Palin: ready for prime time
Never one to overlook the chance to publish a few mordant zingers at Sarah Palin’s expense (“courageous frontier huntress”), Christopher Hitchens uncovers the depths to which the former Alaska governor will sink to get invited to future Sunday brunches with Peggy Noonan and Cokie Roberts: she asked RNC hack Fred Malek to escort her to the Gridiron dinner, where, according to Malek, she was a big hit: “It was gratifying to see the high regard shown to her by many of Washington’s leading lights.” No doubt. Hitch reminds us that Malek in the Nixon administration (Nixon: “haunted scoundrel and repressed psychopath”) compiled the names of Jews employed as civil servants. Very gratifying.

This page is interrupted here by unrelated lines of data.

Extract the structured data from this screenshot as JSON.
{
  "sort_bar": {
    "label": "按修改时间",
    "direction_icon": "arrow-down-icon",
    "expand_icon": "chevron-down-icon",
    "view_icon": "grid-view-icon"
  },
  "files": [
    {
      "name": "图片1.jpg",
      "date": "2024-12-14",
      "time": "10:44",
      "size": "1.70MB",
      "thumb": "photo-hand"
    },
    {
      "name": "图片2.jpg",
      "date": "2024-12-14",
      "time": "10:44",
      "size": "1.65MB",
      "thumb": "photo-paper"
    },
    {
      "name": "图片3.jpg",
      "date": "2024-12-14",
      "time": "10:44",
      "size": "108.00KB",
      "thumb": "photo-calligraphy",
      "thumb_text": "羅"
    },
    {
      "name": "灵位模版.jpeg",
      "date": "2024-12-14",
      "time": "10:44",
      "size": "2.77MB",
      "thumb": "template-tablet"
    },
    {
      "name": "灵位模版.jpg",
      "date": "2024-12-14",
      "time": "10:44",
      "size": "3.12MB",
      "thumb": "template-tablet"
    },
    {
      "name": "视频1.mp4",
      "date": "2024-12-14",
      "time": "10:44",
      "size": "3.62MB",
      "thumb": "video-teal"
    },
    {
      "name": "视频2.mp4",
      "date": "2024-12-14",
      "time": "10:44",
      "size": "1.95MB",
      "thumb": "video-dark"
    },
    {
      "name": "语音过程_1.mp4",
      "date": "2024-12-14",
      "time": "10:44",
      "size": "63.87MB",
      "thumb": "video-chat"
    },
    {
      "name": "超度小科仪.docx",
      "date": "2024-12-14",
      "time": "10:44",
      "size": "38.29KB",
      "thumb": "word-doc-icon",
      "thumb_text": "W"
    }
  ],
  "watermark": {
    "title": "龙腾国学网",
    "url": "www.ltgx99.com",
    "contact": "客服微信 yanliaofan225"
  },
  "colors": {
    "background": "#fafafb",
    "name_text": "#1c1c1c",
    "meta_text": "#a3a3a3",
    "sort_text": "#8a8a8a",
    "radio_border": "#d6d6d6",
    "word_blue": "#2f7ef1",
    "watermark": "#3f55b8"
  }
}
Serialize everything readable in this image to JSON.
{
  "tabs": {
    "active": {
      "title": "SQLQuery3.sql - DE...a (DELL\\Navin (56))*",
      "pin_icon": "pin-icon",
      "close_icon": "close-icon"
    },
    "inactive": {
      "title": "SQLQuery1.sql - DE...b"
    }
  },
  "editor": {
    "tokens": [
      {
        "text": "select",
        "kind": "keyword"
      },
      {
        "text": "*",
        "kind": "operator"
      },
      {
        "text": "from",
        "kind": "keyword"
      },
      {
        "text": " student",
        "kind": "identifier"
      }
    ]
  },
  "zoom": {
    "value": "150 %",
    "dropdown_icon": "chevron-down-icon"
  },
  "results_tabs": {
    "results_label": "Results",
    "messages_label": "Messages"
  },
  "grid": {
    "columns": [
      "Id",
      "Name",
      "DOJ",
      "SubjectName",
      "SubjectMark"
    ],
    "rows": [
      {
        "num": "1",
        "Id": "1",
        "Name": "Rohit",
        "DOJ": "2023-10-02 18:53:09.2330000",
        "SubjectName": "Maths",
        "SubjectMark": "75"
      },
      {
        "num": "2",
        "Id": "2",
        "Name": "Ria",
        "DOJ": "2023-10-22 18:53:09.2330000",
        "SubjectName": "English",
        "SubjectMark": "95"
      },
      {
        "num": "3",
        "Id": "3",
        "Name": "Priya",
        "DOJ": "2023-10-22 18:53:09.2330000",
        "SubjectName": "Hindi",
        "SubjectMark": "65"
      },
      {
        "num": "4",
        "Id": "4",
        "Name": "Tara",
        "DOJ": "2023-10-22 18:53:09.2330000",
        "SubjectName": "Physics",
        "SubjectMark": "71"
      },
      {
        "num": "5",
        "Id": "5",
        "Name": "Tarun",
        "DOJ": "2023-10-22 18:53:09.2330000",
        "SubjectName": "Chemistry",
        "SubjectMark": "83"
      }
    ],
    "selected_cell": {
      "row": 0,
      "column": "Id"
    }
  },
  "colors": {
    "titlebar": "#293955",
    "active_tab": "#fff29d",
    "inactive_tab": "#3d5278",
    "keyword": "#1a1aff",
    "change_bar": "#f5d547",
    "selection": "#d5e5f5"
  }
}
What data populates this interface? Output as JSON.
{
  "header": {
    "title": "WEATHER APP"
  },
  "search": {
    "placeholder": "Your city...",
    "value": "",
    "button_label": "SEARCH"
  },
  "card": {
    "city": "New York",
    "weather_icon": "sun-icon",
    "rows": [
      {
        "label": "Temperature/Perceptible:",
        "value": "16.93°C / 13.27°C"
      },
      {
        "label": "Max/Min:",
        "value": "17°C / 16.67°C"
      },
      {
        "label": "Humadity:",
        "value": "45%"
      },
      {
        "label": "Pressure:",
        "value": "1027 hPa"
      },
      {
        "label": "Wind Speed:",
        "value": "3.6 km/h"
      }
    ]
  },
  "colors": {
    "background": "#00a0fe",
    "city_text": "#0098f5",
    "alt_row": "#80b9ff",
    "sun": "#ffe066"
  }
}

It probably doesn’t matter: Palin’s a real shrewdie: the chance that the Sunday morning talk show hosts will punish her with anything other than a wink-wink nudge-nudge slap on the wrist diminishes the chummier she gets with them. The Democrats are witless. Besides, should anything torpedo Palin’s crawl towards 2012, men like Malek aren’t worried anyway. ”The bottom line is that we as a party have an embarrassment of riches with a number of extremely capable and well-qualified potential candidates,” he wrote on his website.